A Rainha Isabel II e o Reinado que Quebrou Todos os Recordes em 14 Fotografias

A Rainha Isabel II, com 91 anos de idade, sempre enfatizou que o seu papel não consiste em reinar mas, sim, em servir.quinta-feira, 9 de novembro de 2017

Tenho de confessar que nunca fui aquilo que o meu querido falecido pai costumava chamar de "um observador de corgis" — alguém obcecado com a família real britânica. A opinião de Sua Majestade e a minha, apesar de, infelizmente, ainda não termos tido a oportunidade de trocar opiniões, divergem quase de certeza em questões como classes e política.

Mas, tal como muitos britânicos da minha geração (nasci um ano antes da coroação), a minha vida tem sido marcada pelo reinado da Rainha Isabel II que, em 2015, entrou para o livro dos recordes como a monarca há mais tempo em funções em mil anos de reis e rainhas britânicos, eclipsando os 63 anos e 216 das de reinado conquistado pela sua tetravó, a Rainha Vitória.
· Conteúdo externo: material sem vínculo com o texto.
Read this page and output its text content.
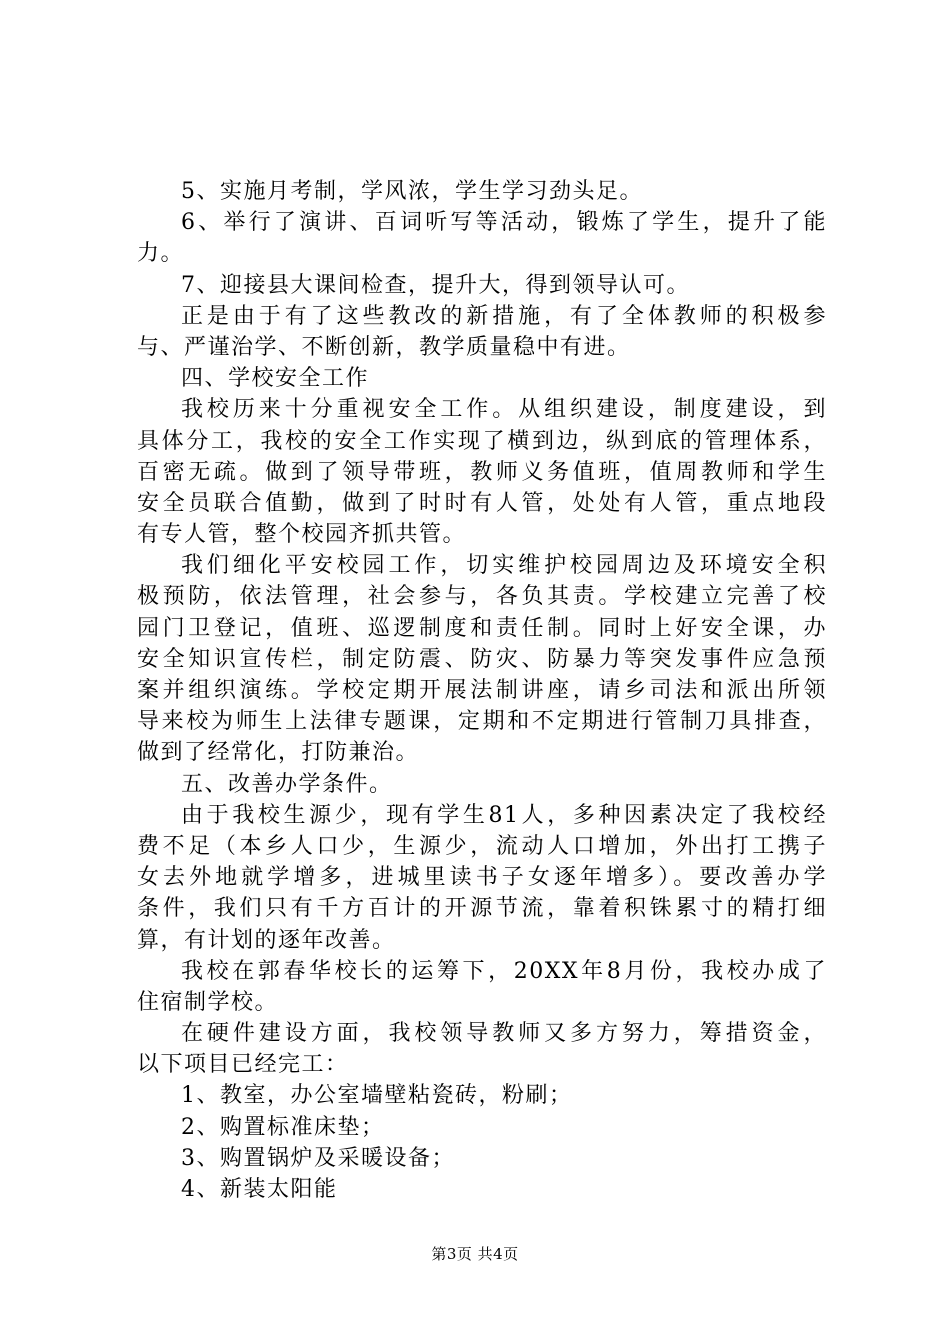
5、实施月考制，学风浓，学生学习劲头足。
6、举行了演讲、百词听写等活动，锻炼了学生，提升了能
力。
7、迎接县大课间检查，提升大，得到领导认可。
正是由于有了这些教改的新措施，有了全体教师的积极参
与、严谨治学、不断创新，教学质量稳中有进。
四、学校安全工作
我校历来十分重视安全工作。从组织建设，制度建设，到
具体分工，我校的安全工作实现了横到边，纵到底的管理体系，
百密无疏。做到了领导带班，教师义务值班，值周教师和学生
安全员联合值勤，做到了时时有人管，处处有人管，重点地段
有专人管，整个校园齐抓共管。
我们细化平安校园工作，切实维护校园周边及环境安全积
极预防，依法管理，社会参与，各负其责。学校建立完善了校
园门卫登记，值班、巡逻制度和责任制。同时上好安全课，办
安全知识宣传栏，制定防震、防灾、防暴力等突发事件应急预
案并组织演练。学校定期开展法制讲座，请乡司法和派出所领
导来校为师生上法律专题课，定期和不定期进行管制刀具排查，
做到了经常化，打防兼治。
五、改善办学条件。
由于我校生源少，现有学生81人，多种因素决定了我校经
费不足（本乡人口少，生源少，流动人口增加，外出打工携子
女去外地就学增多，进城里读书子女逐年增多）。要改善办学
条件，我们只有千方百计的开源节流，靠着积铢累寸的精打细
算，有计划的逐年改善。
我校在郭春华校长的运筹下，20XX年8月份，我校办成了
住宿制学校。
在硬件建设方面，我校领导教师又多方努力，筹措资金，
以下项目已经完工：
1、教室，办公室墙壁粘瓷砖，粉刷；
2、购置标准床垫；
3、购置锅炉及采暖设备；
4、新装太阳能
第3页 共4页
Durante este período, presenciou várias revoluções sociais e políticas. Quando chegou ao trono em 1952, uma jovem e esguia mulher de cabelo negro, o racionamento devido à II Guerra Mundial tinha acabado de ser eliminado, o Império Britânico ainda governava várias regiões do mundo, a homossexualidade era considerada crime, o divórcio era encarado como um estigma, o sexo antes do casamento era a exceção, as minorias éticas eram uma raridade, o desporto era, na sua maioria, amador e a comida britânica não era, em grande parte, comestível. 
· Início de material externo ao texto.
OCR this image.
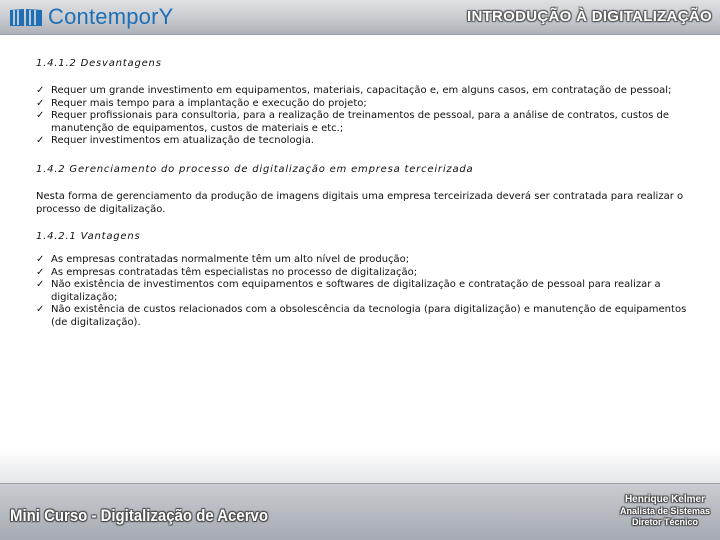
ContemporY	INTRODUÇÃO À DIGITALIZAÇÃO

1.4.1.2 Desvantagens

✓ Requer um grande investimento em equipamentos, materiais, capacitação e, em alguns casos, em contratação de pessoal;
✓ Requer mais tempo para a implantação e execução do projeto;
✓ Requer profissionais para consultoria, para a realização de treinamentos de pessoal, para a análise de contratos, custos de manutenção de equipamentos, custos de materiais e etc.;
✓ Requer investimentos em atualização de tecnologia.

1.4.2 Gerenciamento do processo de digitalização em empresa terceirizada

Nesta forma de gerenciamento da produção de imagens digitais uma empresa terceirizada deverá ser contratada para realizar o processo de digitalização.

1.4.2.1 Vantagens

✓ As empresas contratadas normalmente têm um alto nível de produção;
✓ As empresas contratadas têm especialistas no processo de digitalização;
✓ Não existência de investimentos com equipamentos e softwares de digitalização e contratação de pessoal para realizar a digitalização;
✓ Não existência de custos relacionados com a obsolescência da tecnologia (para digitalização) e manutenção de equipamentos (de digitalização).
Mini Curso - Digitalização de Acervo
Henrique Kelmer
Analista de Sistemas
Diretor Técnico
A Grã-Bretanha atual — onde algumas escolas de Londres ensinam as crianças a falar mais de cem idiomas, o casamento entre homossexuais é legal e os jogadores de futebol ganham mais por semana do que o primeiro-ministro ganha num ano — é um país totalmente diferente. Londres tem agora mais restaurantes com estrelas Michelin do que Paris!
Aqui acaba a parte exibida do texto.